Transience in beautiful forms

Building design

from 1972

A Berlin exhibition is dedicated to vanitas artworks by young artists and claims: “Nothing is eternal anyway”. The ephemeral has always exerted a great fascination on artists. For a long time, they depicted transience – drawn, carved, painted on wood and canvas. Sometimes the decay of the body was the subject and motif, sometimes death peeked out as a reminder […]
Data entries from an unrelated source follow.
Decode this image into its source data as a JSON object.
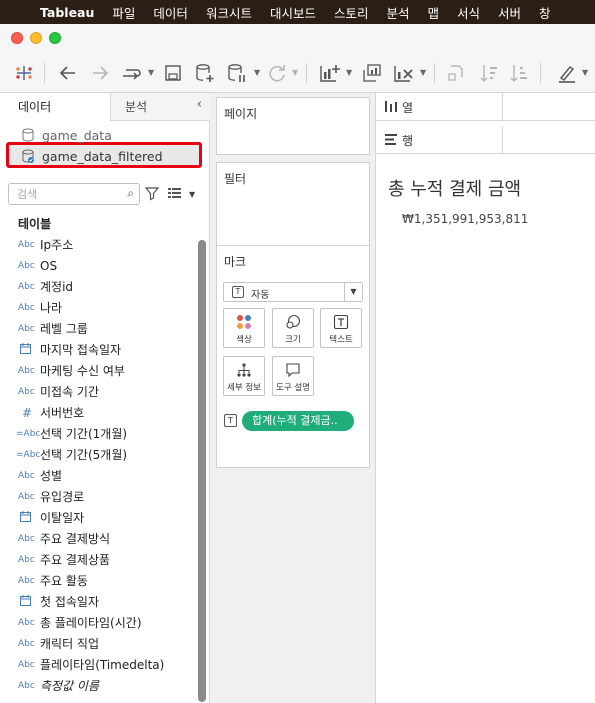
{
  "menubar": {
    "app": "Tableau",
    "items": [
      "파일",
      "데이터",
      "워크시트",
      "대시보드",
      "스토리",
      "분석",
      "맵",
      "서식",
      "서버",
      "창"
    ]
  },
  "left_pane": {
    "tabs": {
      "data": "데이터",
      "analysis": "분석"
    },
    "datasources": [
      {
        "name": "game_data",
        "selected": false
      },
      {
        "name": "game_data_filtered",
        "selected": true
      }
    ],
    "search_placeholder": "검색",
    "section_title": "테이블",
    "fields": [
      {
        "type": "Abc",
        "name": "Ip주소"
      },
      {
        "type": "Abc",
        "name": "OS"
      },
      {
        "type": "Abc",
        "name": "계정id"
      },
      {
        "type": "Abc",
        "name": "나라"
      },
      {
        "type": "Abc",
        "name": "레벨 그룹"
      },
      {
        "type": "date",
        "name": "마지막 접속일자"
      },
      {
        "type": "Abc",
        "name": "마케팅 수신 여부"
      },
      {
        "type": "Abc",
        "name": "미접속 기간"
      },
      {
        "type": "#",
        "name": "서버번호"
      },
      {
        "type": "=Abc",
        "name": "선택 기간(1개월)"
      },
      {
        "type": "=Abc",
        "name": "선택 기간(5개월)"
      },
      {
        "type": "Abc",
        "name": "성별"
      },
      {
        "type": "Abc",
        "name": "유입경로"
      },
      {
        "type": "date",
        "name": "이탈일자"
      },
      {
        "type": "Abc",
        "name": "주요 결제방식"
      },
      {
        "type": "Abc",
        "name": "주요 결제상품"
      },
      {
        "type": "Abc",
        "name": "주요 활동"
      },
      {
        "type": "date",
        "name": "첫 접속일자"
      },
      {
        "type": "Abc",
        "name": "총 플레이타임(시간)"
      },
      {
        "type": "Abc",
        "name": "캐릭터 직업"
      },
      {
        "type": "Abc",
        "name": "플레이타임(Timedelta)"
      },
      {
        "type": "Abc",
        "name": "측정값 이름",
        "italic": true
      }
    ]
  },
  "shelves": {
    "pages": "페이지",
    "filters": "필터",
    "marks": {
      "title": "마크",
      "type": "자동",
      "buttons": [
        "색상",
        "크기",
        "텍스트",
        "세부 정보",
        "도구 설명"
      ],
      "pill": "합계(누적 결제금.."
    }
  },
  "canvas": {
    "columns_label": "열",
    "rows_label": "행",
    "title": "총 누적 결제 금액",
    "value": "₩1,351,991,953,811"
  },
  "colors": {
    "menubar_bg": "#2b1e14",
    "pill_green": "#1fae7a",
    "highlight_red": "#e60012",
    "field_icon_blue": "#4a7fb5"
  }
}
A Berlin exhibition is dedicated to vanitas artworks by young artists and claims: “Nothing is eternal anyway”.

The ephemeral has always exerted a great fascination on artists. For a long time, they depicted transience – drawn, carved, painted on wood and canvas. Sometimes the decay of the body was the subject and motif, sometimes death was just peeking around the corner as a reminder. In the great still lifes of the Baroque period, art celebrated exuberant life and used small hints, shimmering insects, attractively arranged skulls and the odd slightly withered stem to depict the threat of transience as a small, pretty gesture. But if such a work is really in danger of fading away, restorers help to preserve it.
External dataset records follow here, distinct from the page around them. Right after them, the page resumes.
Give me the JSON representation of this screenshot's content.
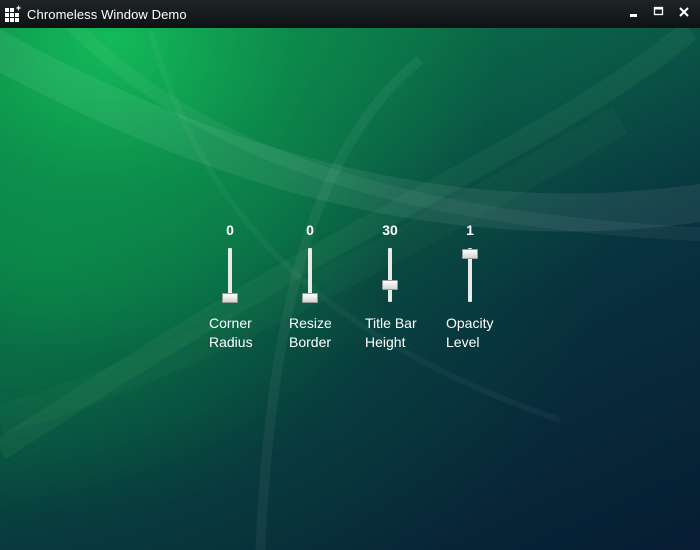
{
  "window": {
    "title": "Chromeless Window Demo",
    "app_icon": "app-grid-icon",
    "controls": {
      "minimize_icon": "minimize-icon",
      "maximize_icon": "maximize-icon",
      "close_icon": "close-icon"
    }
  },
  "colors": {
    "titlebar": "#14191b",
    "bg_green": "#0c8c49",
    "bg_navy": "#071d33",
    "text": "#ffffff",
    "track": "#eaeaea"
  },
  "sliders": [
    {
      "value": "0",
      "label": "Corner\nRadius",
      "level": 0
    },
    {
      "value": "0",
      "label": "Resize\nBorder",
      "level": 0
    },
    {
      "value": "30",
      "label": "Title Bar\nHeight",
      "level": 0.3
    },
    {
      "value": "1",
      "label": "Opacity\nLevel",
      "level": 1
    }
  ]
}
7_Dieter-Roth-Karnickelköttelkarnickel-ab-1972-Kaninchenstroh-Kaninchenköttel-21-x-10-x-19-cm-©-Georg-Kolbe-Museum-Berlin-Foto-Markus-Hilbich
Dieter Roth: Karnickelköttelkarnickel, from 1972, Rabbit straw pressed into the shape of a rabbit, rabbit droppings, 21 x 10 x 19 cm © Dieter Roth Foundation, Photo: Markus Hilbich, Berlin

The artists’ attitude to the disappearance of their own work has, of course, changed fundamentally. Food, flowers and ephemeral objects are no longer just depicted, but used – even at the cost of the direct, physical death of the artwork. Dieter Roth, the artist who worked most intensively with food, completely rejected restorations: “Works of art should change like people, grow older and die,” Roth said. Consequently, many of his works are now just indefinable heaps – past and lost for exhibitions. However, a rabbit figure made of rabbit dung, “Karnickelköttelkarnickel”, is well preserved and can be seen in the exhibition “Vanitas – Ewig ist eh nichts” at the Georg Kolbe Museum in Berlin. It is one of the oldest examples of art that thematizes decay shown in this exhibition.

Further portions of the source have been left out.